Soon after the start of the Operation Barbarossa, the factory where Bobrov worked was evacuated to Omsk. In Omsk, he graduated from the Red Army Quartermaster School in 1943.

==Playing career==

===Football===
After serving in the Soviet Army during World War II, he was invited to play football for the Army club CSKA Moscow in 1945. That same year, he joined Dynamo Moscow on their 1945 tour of the United Kingdom; he scored 6 of the 19 their goals, and it was on this tour that he saw artificial ice for the first time. Playing until 1953 for CSKA, VVS, and Spartak, he would go on to win the Soviet Championship three times, scoring 97 goals in only 116 games. Bobrov led the country in goals in 1945 with 24 and 1947 with 14. Chronic knee problems led to him having surgeries in 1947, 1950, 1952, and 1953, to fix the issue, though it never was resolved.

He was capped three times for the Soviet Union national team representing them in the 1952 Summer Olympics. He scored five goals in total, including a hat trick against Yugoslavia, though the Soviets lost that match and failed to medal. He was also part of the CDKA team that was disbanded by the government due to this loss, and transferred to Spartak Moscow for his final season of football.

===Ice hockey===
Bobrov began playing ice hockey for CSKA a year after his football start, in 1946. However, due to a knee injury sustained during the football season, he missed the first season. His playing career in this sport lasted until 1957, with the years between 1950 and 1953 spent with VVS. Although football was Bobrov's first sport, his success in ice hockey was even greater. In 1947–48, his first season of play, Bobrov scored 52 goals in 18 games. In 1950, a plane crash killed almost the entire VVS Moscow team. Bobrov survived the crash as he overslept and travelled by rail. In the Soviet League, which his teams won seven times, Bobrov scored 254 goals in 130 games; he is one of three players who averaged more than a goal per game in the Soviet Championship (along with Alexei Guryshev and Viktor Shuvalov; the three were linemates). During his career Bobrov was known for his "timing and vision." Anatoli Tarasov said he "controlled the rubber," and later observed that Bobrov was "in slow motion in a way much like [[Wayne Gretzky|[Wayne] Gretzky]], which could slow down the whole game and give him seemingly more time to think, to compose the next verse." However he did not focus on defence, and would often stay at centre ice for periods of 10 to 20 seconds.

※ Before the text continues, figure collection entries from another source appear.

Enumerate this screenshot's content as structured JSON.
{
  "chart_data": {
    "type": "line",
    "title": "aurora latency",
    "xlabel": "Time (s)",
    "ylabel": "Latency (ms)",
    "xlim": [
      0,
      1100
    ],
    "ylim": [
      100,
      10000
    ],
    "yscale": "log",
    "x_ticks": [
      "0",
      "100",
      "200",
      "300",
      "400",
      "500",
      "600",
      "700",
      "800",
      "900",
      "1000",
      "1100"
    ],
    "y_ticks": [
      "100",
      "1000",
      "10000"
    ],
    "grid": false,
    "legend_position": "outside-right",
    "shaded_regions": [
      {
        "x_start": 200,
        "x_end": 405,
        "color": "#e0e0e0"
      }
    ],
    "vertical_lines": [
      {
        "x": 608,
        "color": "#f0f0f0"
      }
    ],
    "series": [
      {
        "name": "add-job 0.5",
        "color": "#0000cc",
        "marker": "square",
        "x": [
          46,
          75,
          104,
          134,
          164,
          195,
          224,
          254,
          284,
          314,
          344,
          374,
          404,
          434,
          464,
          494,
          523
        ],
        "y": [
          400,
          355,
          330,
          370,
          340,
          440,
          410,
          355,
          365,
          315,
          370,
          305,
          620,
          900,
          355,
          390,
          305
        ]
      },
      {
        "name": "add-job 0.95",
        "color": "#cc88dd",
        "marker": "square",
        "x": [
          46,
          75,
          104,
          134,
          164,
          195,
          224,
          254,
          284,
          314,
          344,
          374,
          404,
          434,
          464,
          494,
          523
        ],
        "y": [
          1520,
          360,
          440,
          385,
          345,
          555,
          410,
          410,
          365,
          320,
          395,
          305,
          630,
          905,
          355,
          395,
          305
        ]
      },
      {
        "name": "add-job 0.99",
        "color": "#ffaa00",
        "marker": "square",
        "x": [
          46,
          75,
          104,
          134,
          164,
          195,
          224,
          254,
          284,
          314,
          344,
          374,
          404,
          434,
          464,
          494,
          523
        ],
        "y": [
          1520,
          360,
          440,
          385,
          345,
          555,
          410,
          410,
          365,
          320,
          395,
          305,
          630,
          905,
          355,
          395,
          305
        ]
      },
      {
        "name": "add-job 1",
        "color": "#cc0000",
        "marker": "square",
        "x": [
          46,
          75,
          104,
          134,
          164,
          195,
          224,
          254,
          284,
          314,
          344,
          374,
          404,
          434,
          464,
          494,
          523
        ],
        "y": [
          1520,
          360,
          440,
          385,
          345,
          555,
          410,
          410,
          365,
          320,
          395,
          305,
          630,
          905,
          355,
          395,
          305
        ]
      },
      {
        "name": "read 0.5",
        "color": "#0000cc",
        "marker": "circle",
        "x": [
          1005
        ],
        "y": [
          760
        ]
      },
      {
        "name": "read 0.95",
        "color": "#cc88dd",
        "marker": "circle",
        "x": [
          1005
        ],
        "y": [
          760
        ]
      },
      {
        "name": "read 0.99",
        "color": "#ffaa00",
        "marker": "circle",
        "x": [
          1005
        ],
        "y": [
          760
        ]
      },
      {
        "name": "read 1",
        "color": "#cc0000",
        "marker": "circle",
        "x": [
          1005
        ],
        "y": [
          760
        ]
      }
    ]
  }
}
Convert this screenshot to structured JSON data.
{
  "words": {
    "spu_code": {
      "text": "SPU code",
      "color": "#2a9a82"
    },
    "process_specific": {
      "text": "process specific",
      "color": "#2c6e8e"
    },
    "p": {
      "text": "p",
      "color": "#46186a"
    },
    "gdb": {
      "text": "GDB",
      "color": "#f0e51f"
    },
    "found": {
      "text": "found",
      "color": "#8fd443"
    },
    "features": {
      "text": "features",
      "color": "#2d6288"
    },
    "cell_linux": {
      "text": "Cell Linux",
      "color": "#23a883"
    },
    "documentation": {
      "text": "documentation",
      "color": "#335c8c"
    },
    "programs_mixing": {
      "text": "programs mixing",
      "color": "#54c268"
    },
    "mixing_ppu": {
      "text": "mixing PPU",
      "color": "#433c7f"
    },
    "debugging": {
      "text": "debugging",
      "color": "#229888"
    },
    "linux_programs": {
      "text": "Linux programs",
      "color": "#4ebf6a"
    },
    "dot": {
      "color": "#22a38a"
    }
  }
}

Internationally Bobrov played for the Soviet national team in the 1956 Winter Olympics, becoming one of the few athletes to participate in both the Summer and Winter Olympics. Bobrov proceeded to lead his country to the gold medal, and also won the World Championship in 1954 and 1956. He won silver in 1955 when his team lost to Canada, represented by the Penticton Vees. He suffered a career-ending injury in 1957. Overall, he scored 89 goals in 59 games for his country. In Russian ice hockey, his name was given to an exclusive list of players, the Bobrov Club, who scored over 250 goals during their career.

Bobrov, who served as a player-coach in both sports during his time with VVS, would go on to coach various teams after retiring as a player in both football and ice hockey. In the latter, he coached the USSR in the 1972 Summit Series and then led them to the World Championship in 1974 and 1975.

==Later life and legacy==
Bobrov died in Moscow in 1979. He was posthumously inducted into the inaugural class of the IIHF Hall of Fame in 1997. For the greatest Russian athlete in the 20th century, Bobrov finished third behind football goalkeeper Lev Yashin and Greco-Roman wrestler Alexander Karelin.

The Kontinental Hockey League, a Russian-based ice hockey league, has one of its four divisions named after Bobrov.